When a second major mining company came to the area in 1899, it was time for a major expansion. Quickly the mining operations would grow by about 50% and Bisbee along with them. Over the ensuing couple of decades, Bisbee (including the surrounding unincorporated towns) would grow to an estimated 25,000 people. There was no way the old part of Bisbee could handle that many people.

In 1908, the new mining company, Calumet & Arizona, built a suburb named Warren and created a trolley system to link that remote (4 miles away) area to the mines. Within nine months of its opening, it had carried 1 million passengers. At the far end of the line, the company built a major-league-size baseball park to encourage ridership, just in case. It wasn’t needed, but the ballpark remains, and today is the oldest park in the nation.
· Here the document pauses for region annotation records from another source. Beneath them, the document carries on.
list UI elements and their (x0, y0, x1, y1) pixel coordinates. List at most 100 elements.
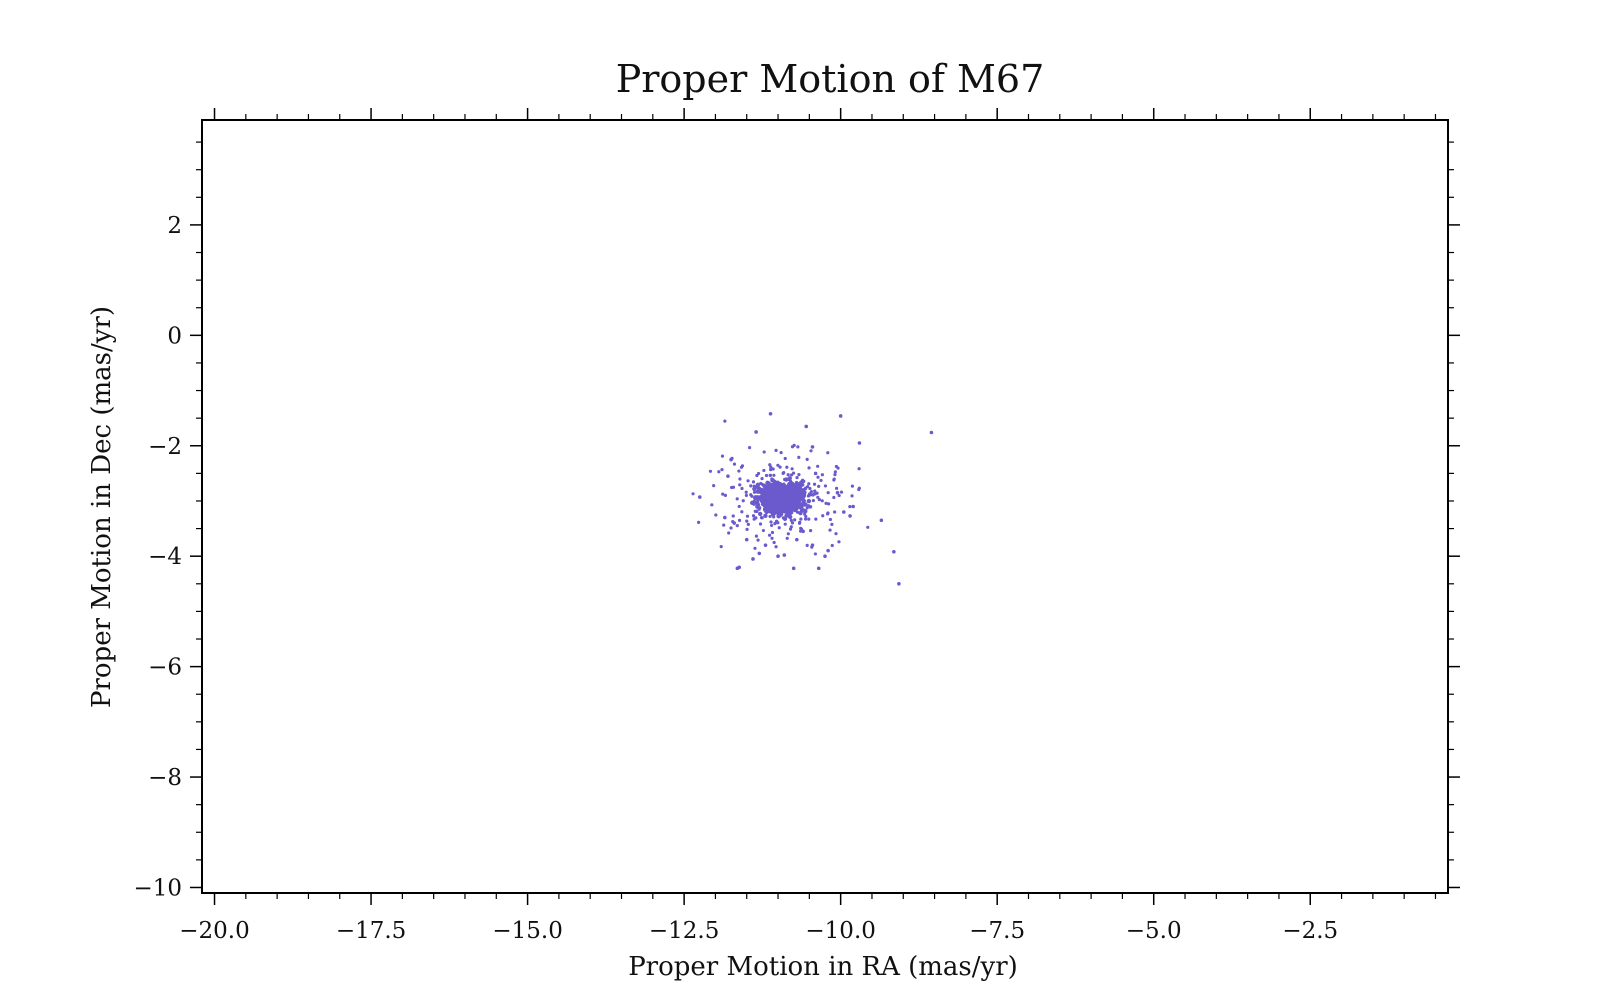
data-point (804, 514, 808, 519)
data-point (767, 492, 772, 497)
data-point (833, 470, 837, 474)
data-point (764, 473, 769, 478)
data-point (732, 462, 737, 466)
data-point (791, 566, 796, 571)
data-point (714, 513, 718, 517)
data-point (731, 514, 735, 518)
data-point (772, 473, 776, 477)
data-point (768, 533, 772, 537)
data-point (753, 546, 757, 550)
data-point (798, 493, 802, 498)
data-point (841, 510, 846, 514)
data-point (832, 477, 836, 481)
data-point (793, 486, 797, 490)
data-point (806, 494, 810, 498)
data-point (857, 487, 861, 492)
data-point (754, 534, 759, 538)
y-tick-label: −10 (133, 875, 182, 901)
data-point (737, 565, 742, 570)
data-point (760, 498, 764, 502)
data-point (712, 484, 716, 488)
data-point (753, 495, 758, 499)
data-point (717, 470, 721, 474)
data-point (788, 510, 792, 514)
data-point (720, 468, 724, 472)
data-point (814, 517, 818, 521)
x-tick-label: −7.5 (969, 918, 1025, 944)
data-point (823, 554, 827, 558)
data-point (826, 491, 830, 495)
data-point (850, 494, 854, 498)
data-point (799, 517, 803, 521)
x-tick-label: −15.0 (492, 918, 562, 944)
data-point (768, 411, 773, 416)
data-point (816, 475, 820, 479)
data-point (790, 467, 794, 471)
data-point (839, 490, 844, 494)
x-tick-label: −12.5 (649, 918, 719, 944)
data-point (778, 465, 782, 469)
data-point (897, 582, 901, 586)
data-point (697, 520, 701, 524)
data-point (812, 482, 817, 486)
data-point (929, 430, 934, 435)
data-point (817, 497, 822, 502)
data-point (746, 522, 750, 526)
data-point (771, 511, 776, 515)
data-point (837, 493, 841, 498)
data-point (744, 537, 749, 542)
data-point (745, 519, 749, 523)
data-point (771, 484, 775, 488)
data-point (826, 451, 830, 455)
data-point (752, 499, 756, 503)
data-point (810, 445, 815, 449)
y-tick-label: −8 (148, 765, 182, 791)
data-point (790, 445, 795, 449)
data-point (803, 512, 807, 516)
data-point (783, 456, 787, 461)
data-point (807, 517, 811, 521)
data-point (745, 514, 750, 518)
data-point (796, 445, 800, 449)
data-point (790, 489, 795, 494)
data-point (788, 527, 793, 531)
data-point (767, 484, 771, 488)
data-point (809, 449, 813, 453)
y-axis-label: Proper Motion in Dec (mas/yr) (87, 306, 117, 708)
plot-area-frame (201, 119, 1449, 894)
data-point (794, 480, 799, 485)
data-point (828, 528, 832, 532)
data-point (833, 473, 837, 477)
data-point (774, 495, 780, 501)
data-point (785, 536, 789, 540)
data-point (731, 485, 736, 489)
data-point (795, 510, 800, 514)
data-point (779, 450, 783, 455)
data-point (721, 492, 725, 496)
data-point (783, 522, 787, 526)
axis-ticks: −20.0 −17.5 −15.0 −12.5 −10.0 −7.5 −5.0 −2.5 2 0 −… (133, 108, 1460, 944)
data-point (813, 489, 817, 493)
data-point (832, 495, 836, 500)
data-point (813, 471, 818, 476)
data-point (783, 477, 787, 482)
data-point (857, 441, 862, 445)
data-point (797, 473, 801, 477)
data-point (826, 548, 830, 553)
data-point (719, 545, 723, 549)
x-tick-label: −5.0 (1126, 918, 1182, 944)
data-point (833, 510, 837, 514)
data-point (754, 485, 758, 489)
data-point (773, 505, 778, 510)
data-point (697, 495, 702, 499)
data-point (691, 492, 695, 496)
data-point (802, 492, 806, 496)
data-point (760, 516, 764, 520)
data-point (720, 454, 725, 458)
data-point (810, 543, 815, 547)
data-point (816, 464, 820, 468)
data-point (770, 536, 774, 540)
data-point (866, 525, 870, 529)
data-point (755, 473, 759, 478)
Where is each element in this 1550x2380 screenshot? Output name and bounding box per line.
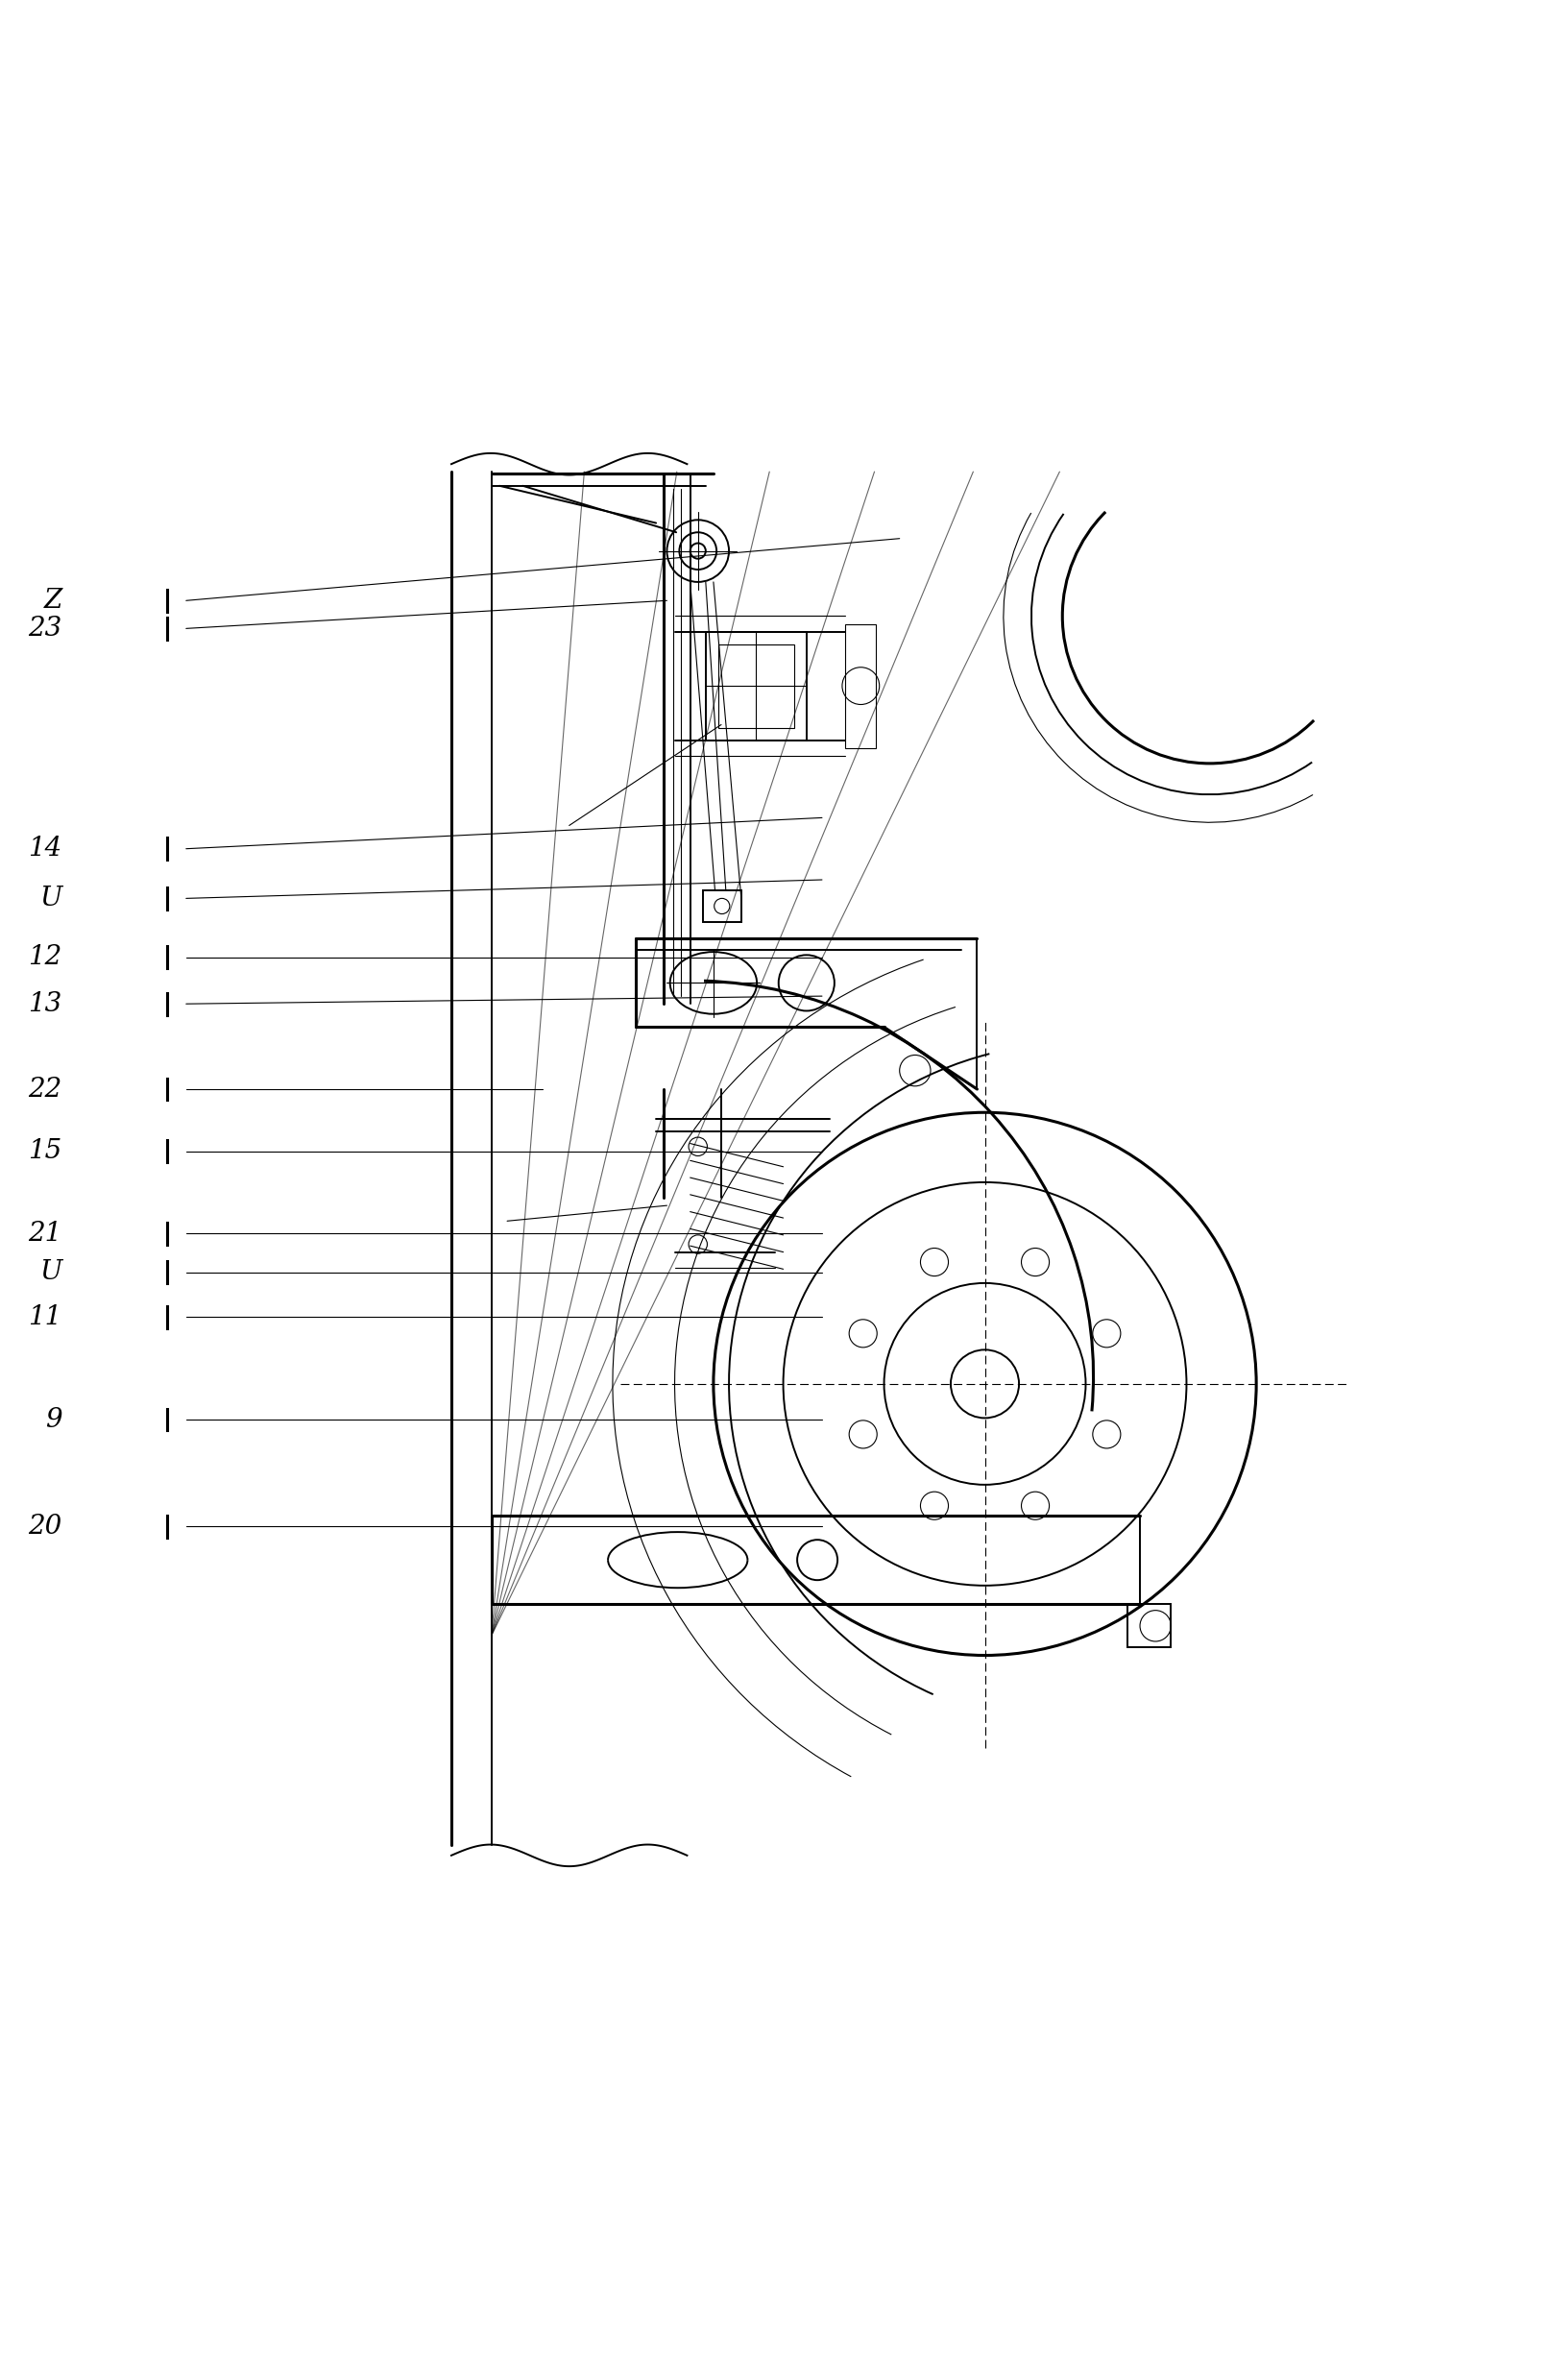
Bar (718, 645, 794, 728)
Text: 20: 20 (28, 1514, 62, 1540)
Text: 11: 11 (28, 1304, 62, 1330)
Text: 14: 14 (28, 835, 62, 862)
Text: 15: 15 (28, 1138, 62, 1164)
Text: 12: 12 (28, 945, 62, 971)
Text: Z: Z (43, 588, 62, 614)
Text: U: U (40, 885, 62, 912)
Text: 21: 21 (28, 1221, 62, 1247)
Text: 9: 9 (45, 1407, 62, 1433)
Text: U: U (40, 1259, 62, 1285)
Bar (702, 890, 741, 921)
Bar (845, 624, 876, 747)
Text: 23: 23 (28, 616, 62, 643)
Text: 13: 13 (28, 990, 62, 1016)
Text: 22: 22 (28, 1076, 62, 1102)
Bar (1127, 1604, 1170, 1647)
Bar (705, 631, 806, 740)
This part of town also includes Bisbee’s “mansions,” built for mining company executives and other business and professional people who wanted to get away from the crowding of the Old Bisbee.

In the 1950s, when nearby Ft. Huachuca was being reactivated to provide services to a Cold-War-era Army, another section was built onto Bisbee, serving as a bedroom community for the Fort, an alternative to what at the time was a dusty, remote little village known as Fry (pre-Sierra Vista.) In fact, one section is called Huachuca Terraces, indicating its purpose. That general part of Bisbee is known as San Jose, for its view of a mountain just a few miles away in Mexico. It has Bisbee’s newest homes, on the south slope of the Mule Mountains, with great views into Mexico and of the spectacular sunsets.

Most all of these other areas were annexed into Bisbee in 1959 and contribute to the total population of today – about 5,500. But each retains its own color and its own unique history.